A .NET Standard library for working with FASTA genetic sequence files.

Primary LanguageC#MIT LicenseMIT

Xyaneon.Bioinformatics.FASTA

License NuGet main Coverage Status

Package Icon

A .NET Standard 2.0 library for working with FASTA genetic sequence files.

This library is very flexible, and offers the following:

  • Nucleic and amino acid sequences
  • Descriptions and NCBI database identifiers
  • Sequential and interleaved FASTA formats
  • Single and multiple-sequence FASTA files
  • File and stream I/O (both synchronous and asynchronous) and validation, with structured data objects
  • Sequence string parsing
  • Common FASTA file extensions support

Usage

Setup

To use this library, you must first install the NuGet package for it.

Reading FASTA files

This library supports both synchronous and asynchronous file I/O operations.

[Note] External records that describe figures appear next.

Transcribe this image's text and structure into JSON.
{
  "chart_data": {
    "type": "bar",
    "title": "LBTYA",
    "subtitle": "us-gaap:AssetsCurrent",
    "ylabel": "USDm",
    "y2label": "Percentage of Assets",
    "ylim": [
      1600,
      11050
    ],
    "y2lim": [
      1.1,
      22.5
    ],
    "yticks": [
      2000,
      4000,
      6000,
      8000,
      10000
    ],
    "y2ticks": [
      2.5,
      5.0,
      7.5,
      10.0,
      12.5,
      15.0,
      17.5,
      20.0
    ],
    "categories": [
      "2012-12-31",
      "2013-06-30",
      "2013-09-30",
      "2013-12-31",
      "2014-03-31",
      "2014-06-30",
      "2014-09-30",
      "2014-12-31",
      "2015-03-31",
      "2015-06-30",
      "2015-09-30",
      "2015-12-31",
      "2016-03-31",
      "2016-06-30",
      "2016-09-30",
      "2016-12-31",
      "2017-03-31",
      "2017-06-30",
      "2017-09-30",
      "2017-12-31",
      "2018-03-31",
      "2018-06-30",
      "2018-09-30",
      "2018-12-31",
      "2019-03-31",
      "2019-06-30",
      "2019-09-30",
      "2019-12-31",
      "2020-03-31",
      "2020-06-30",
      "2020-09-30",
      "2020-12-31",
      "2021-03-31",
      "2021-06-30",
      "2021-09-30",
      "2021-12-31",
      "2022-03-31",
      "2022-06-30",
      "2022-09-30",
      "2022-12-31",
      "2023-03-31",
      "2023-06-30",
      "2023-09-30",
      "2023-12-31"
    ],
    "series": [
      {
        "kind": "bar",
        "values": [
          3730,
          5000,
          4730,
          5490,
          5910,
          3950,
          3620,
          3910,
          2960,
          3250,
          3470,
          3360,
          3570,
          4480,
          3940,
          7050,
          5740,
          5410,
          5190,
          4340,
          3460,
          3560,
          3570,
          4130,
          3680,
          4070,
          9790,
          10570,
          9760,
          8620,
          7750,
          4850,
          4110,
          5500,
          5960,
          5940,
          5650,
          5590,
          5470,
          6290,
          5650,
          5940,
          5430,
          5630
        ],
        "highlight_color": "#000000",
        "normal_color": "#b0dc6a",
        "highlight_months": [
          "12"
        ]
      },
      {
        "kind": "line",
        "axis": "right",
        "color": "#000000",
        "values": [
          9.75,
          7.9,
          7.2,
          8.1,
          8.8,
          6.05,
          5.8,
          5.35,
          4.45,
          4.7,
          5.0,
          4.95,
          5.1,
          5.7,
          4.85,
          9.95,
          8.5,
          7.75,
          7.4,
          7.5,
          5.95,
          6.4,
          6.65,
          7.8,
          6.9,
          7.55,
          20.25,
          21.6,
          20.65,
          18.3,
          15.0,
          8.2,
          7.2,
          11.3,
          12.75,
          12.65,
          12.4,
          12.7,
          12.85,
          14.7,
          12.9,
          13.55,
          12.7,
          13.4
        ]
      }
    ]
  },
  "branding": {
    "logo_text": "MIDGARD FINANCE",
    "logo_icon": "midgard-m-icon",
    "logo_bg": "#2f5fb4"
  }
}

File reading is done by using methods provided by the SequenceFileReader class.

Below is an example of reading a FASTA file containing a single sequence:

using Xyaneon.Bioinformatics.FASTA.IO;

// Snip...

Sequence sequence = SequenceFileReader.ReadSingleFromFile("C:\some\file.fasta");

Same task, done asynchronously:

using Xyaneon.Bioinformatics.FASTA.IO;

// Snip...

CancellationTokenSource source = new CancellationTokenSource();
CancellationToken token = source.Token;
Sequence sequence = await SequenceFileReader.ReadSingleFromFileAsync("C:\some\file.fasta", token);

Reading FASTA files containing multiple sequences is also supported:

using Xyaneon.Bioinformatics.FASTA.IO;

// Snip...

IEnumerable<Sequence> sequences = SequenceFileReader.ReadMultipleFromFile("C:\some\file.fasta");

// Or:

CancellationTokenSource source = new CancellationTokenSource();
CancellationToken token = source.Token;
IEnumerable<Sequence> sequences = await SequenceFileReader.ReadMultipleFromFileAsync("C:\some\file.fasta", token);

The Sequence class

Individual sequences in FASTA files are represented by Sequence instances.

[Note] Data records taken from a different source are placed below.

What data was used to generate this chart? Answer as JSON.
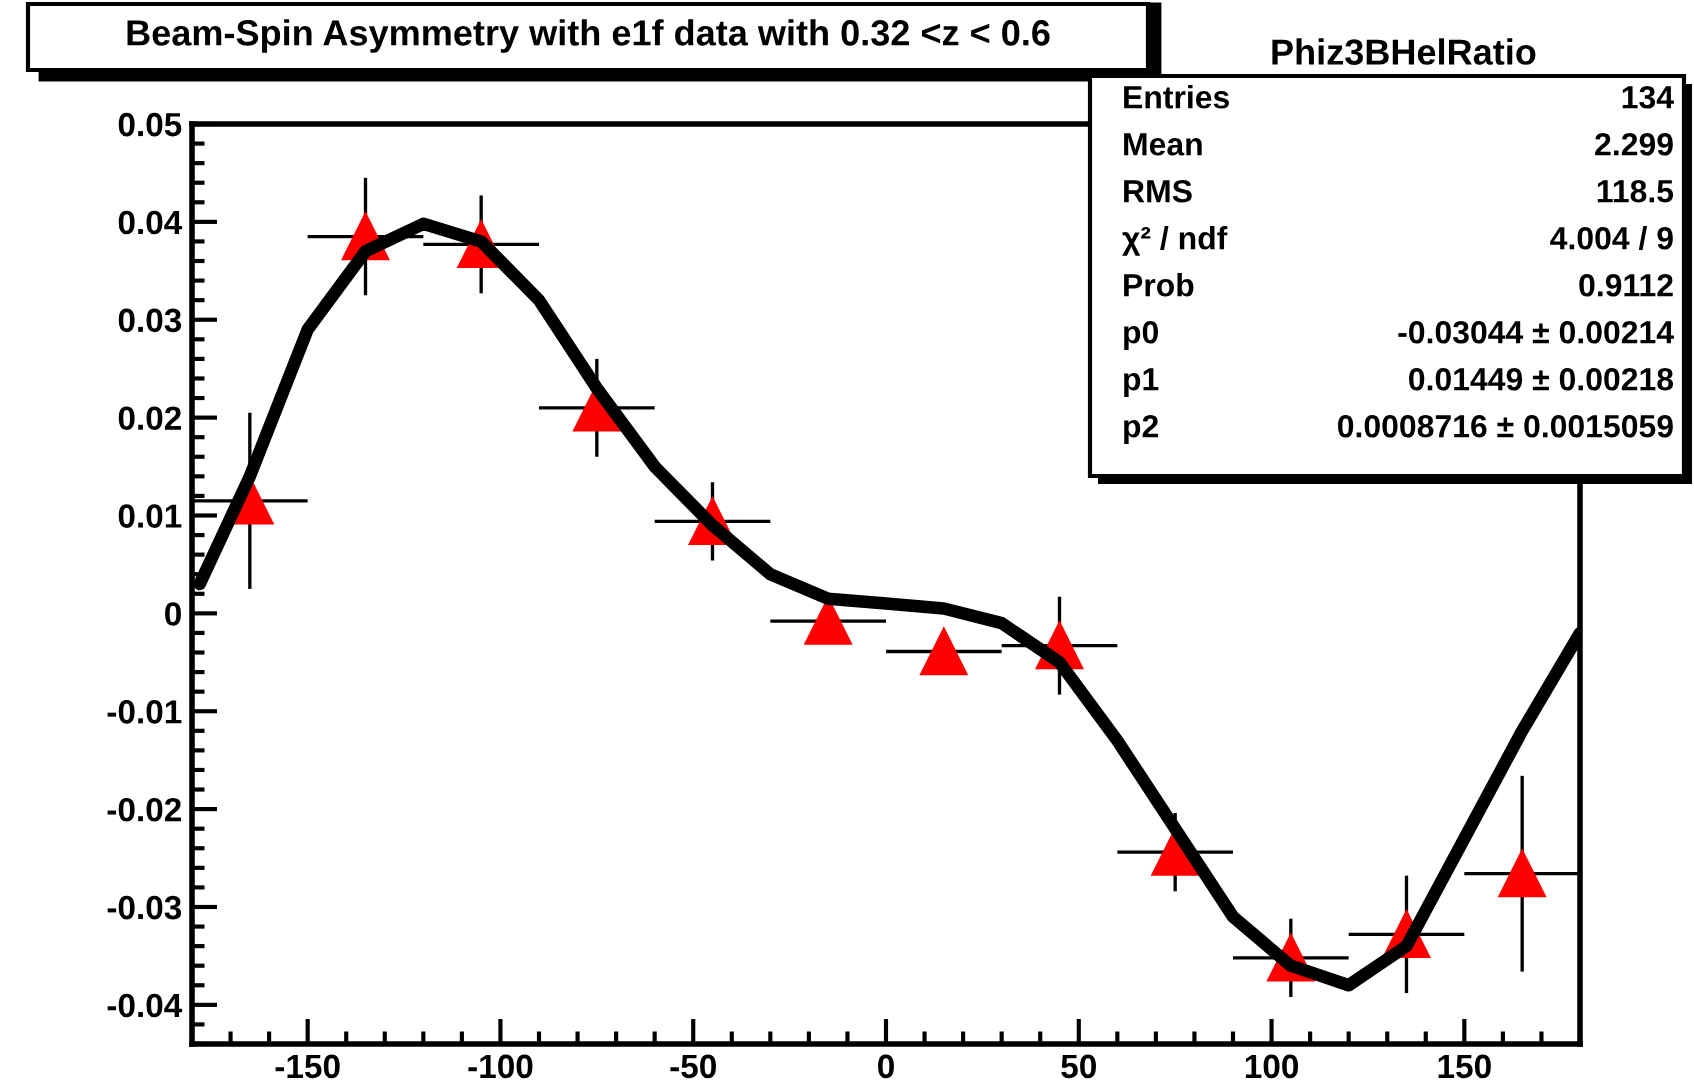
{
  "chart_data": {
    "type": "scatter",
    "title": "Beam-Spin Asymmetry with e1f data with 0.32 <z < 0.6",
    "x": [
      -165,
      -135,
      -105,
      -75,
      -45,
      -15,
      15,
      45,
      75,
      105,
      135,
      165
    ],
    "xlim": [
      -180,
      180
    ],
    "ylim": [
      -0.044,
      0.05
    ],
    "xticks": [
      -150,
      -100,
      -50,
      0,
      50,
      100,
      150
    ],
    "yticks": [
      {
        "value": -0.04,
        "label": "-0.04"
      },
      {
        "value": -0.03,
        "label": "-0.03"
      },
      {
        "value": -0.02,
        "label": "-0.02"
      },
      {
        "value": -0.01,
        "label": "-0.01"
      },
      {
        "value": 0,
        "label": "0"
      },
      {
        "value": 0.01,
        "label": "0.01"
      },
      {
        "value": 0.02,
        "label": "0.02"
      },
      {
        "value": 0.03,
        "label": "0.03"
      },
      {
        "value": 0.04,
        "label": "0.04"
      },
      {
        "value": 0.05,
        "label": "0.05"
      }
    ],
    "grid": false,
    "legend": false,
    "marker": "triangle",
    "series": [
      {
        "color": "#ff0000",
        "values": [
          0.0115,
          0.0385,
          0.0377,
          0.021,
          0.0094,
          -0.0008,
          -0.0039,
          -0.0033,
          -0.0244,
          -0.0352,
          -0.0328,
          -0.0266
        ],
        "errors": [
          0.009,
          0.006,
          0.005,
          0.005,
          0.004,
          null,
          null,
          0.005,
          0.004,
          0.004,
          0.006,
          0.01
        ],
        "xerrors": [
          15,
          15,
          15,
          15,
          15,
          15,
          15,
          15,
          15,
          15,
          15,
          15
        ]
      },
      {
        "type": "line",
        "color": "#000000",
        "marker": "none",
        "line_style": "solid",
        "x": [
          -178,
          -165,
          -150,
          -135,
          -120,
          -105,
          -90,
          -75,
          -60,
          -45,
          -30,
          -15,
          0,
          15,
          30,
          45,
          60,
          75,
          90,
          105,
          120,
          135,
          150,
          165,
          180
        ],
        "values": [
          0.003,
          0.014,
          0.029,
          0.037,
          0.0398,
          0.038,
          0.032,
          0.023,
          0.015,
          0.009,
          0.004,
          0.0015,
          0.001,
          0.0005,
          -0.001,
          -0.005,
          -0.013,
          -0.022,
          -0.031,
          -0.036,
          -0.038,
          -0.034,
          -0.023,
          -0.012,
          -0.002
        ]
      }
    ],
    "annotations": [
      "Phiz3BHelRatio",
      "Entries",
      "134",
      "Mean",
      "2.299",
      "RMS",
      "118.5",
      "χ² / ndf",
      "4.004 / 9",
      "Prob",
      "0.9112",
      "p0",
      "-0.03044 ± 0.00214",
      "p1",
      "0.01449 ± 0.00218",
      "p2",
      "0.0008716 ± 0.0015059"
    ]
  }
}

Each Sequence has a Headerand Data property, which are of types Header and IActualSequence. The Header contains one or more HeaderItems, which are the description and any database identifiers. Data is either an AminoAcidSequence or a NucleicAcidSequence, and contains the sequence data with the standard characters.

These classes are meant to be immutable; create copies with the new property values to make changes.

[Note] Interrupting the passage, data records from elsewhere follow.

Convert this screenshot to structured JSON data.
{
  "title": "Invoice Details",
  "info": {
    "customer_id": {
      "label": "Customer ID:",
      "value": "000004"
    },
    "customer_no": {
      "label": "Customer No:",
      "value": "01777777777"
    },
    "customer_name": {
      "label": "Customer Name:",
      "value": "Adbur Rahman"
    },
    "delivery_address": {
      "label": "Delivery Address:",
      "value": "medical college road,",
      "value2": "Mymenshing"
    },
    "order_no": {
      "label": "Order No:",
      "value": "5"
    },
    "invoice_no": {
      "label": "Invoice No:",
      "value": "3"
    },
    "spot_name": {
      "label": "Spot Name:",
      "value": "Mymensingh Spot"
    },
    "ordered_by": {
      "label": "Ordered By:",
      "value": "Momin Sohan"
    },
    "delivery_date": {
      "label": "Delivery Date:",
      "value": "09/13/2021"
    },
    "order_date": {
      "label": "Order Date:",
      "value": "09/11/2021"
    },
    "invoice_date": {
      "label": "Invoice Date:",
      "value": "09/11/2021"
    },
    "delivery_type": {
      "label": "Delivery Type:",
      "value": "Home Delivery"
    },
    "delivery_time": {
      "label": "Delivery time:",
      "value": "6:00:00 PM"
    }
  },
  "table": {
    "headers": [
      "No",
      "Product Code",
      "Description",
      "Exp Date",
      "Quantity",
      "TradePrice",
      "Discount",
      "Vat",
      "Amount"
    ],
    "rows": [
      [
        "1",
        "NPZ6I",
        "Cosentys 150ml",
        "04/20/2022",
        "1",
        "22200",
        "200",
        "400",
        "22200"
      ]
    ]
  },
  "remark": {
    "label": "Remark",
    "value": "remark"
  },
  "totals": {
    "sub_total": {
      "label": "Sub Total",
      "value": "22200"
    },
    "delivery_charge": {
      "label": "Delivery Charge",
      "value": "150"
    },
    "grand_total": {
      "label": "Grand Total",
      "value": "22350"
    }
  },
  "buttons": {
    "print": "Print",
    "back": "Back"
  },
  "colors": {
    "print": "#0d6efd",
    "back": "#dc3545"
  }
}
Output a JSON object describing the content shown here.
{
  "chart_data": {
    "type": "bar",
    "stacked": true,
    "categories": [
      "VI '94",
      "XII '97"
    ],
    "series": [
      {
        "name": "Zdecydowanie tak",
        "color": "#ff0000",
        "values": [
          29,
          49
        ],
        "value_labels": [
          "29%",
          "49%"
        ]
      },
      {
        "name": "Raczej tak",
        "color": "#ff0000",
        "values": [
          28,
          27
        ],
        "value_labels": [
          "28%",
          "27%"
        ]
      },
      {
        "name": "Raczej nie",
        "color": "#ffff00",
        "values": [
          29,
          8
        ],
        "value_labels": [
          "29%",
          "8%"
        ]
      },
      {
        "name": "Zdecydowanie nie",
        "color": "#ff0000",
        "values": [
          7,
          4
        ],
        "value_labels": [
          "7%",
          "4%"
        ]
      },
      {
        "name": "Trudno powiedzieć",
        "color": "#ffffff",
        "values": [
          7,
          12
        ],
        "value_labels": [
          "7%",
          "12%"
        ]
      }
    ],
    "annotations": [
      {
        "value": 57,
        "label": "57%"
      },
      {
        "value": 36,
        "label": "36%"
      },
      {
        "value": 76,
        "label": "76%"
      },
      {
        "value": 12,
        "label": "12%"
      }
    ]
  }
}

Here is an example for how to create a nucleic acid sequence manually with this library:

using Xyaneon.Bioinformatics.FASTA.ActualSequences;
using Xyaneon.Bioinformatics.FASTA.Identifiers;

// Snip...

// Create a local identifier.
var identifier = new LocalIdentifier("123");
// Create the sequence data.
var data = new NucleicAcidSequence("ATCGAAAA");
// Assemble.
var sequence = new Sequence(new Header(identifier), data);

// Getting back a string representation of how this sequence will actually
// appear in a FASTA file. Sequential and interleaved formats are both
// supported.
// This will return:
// >lcl|123\nATCGAAAA
string sequential = string.join('\n', sequence.ToSequentialLines());

// You can also create a Sequence identical to the one above by parsing:
var sameSequence = Sequence.Parse(sequential);

Writing FASTA files

File writing is done by using methods provided by the SequenceFileWriter class.

using Xyaneon.Bioinformatics.FASTA.IO;

// Snip...

// Writing a single sequence to an interleaved file synchronously, with a line
// length of 60 characters.
SequenceFileWriter.WriteToInterleavedFile(sequence, "C:\some\file.fasta", 60);

// Writing multiple sequences to a sequential file asynchronously.
IEnumerable<Sequence> sequences = new Sequence[] {
    sequence1,
    sequence2
}.ToList();
SequenceFileWriter.WriteToSequentialFileAsync(sequences, "C:\some\file.fasta", token);

License

This library is free and open-source software provided under the MIT license. Please see the LICENSE.txt file for details.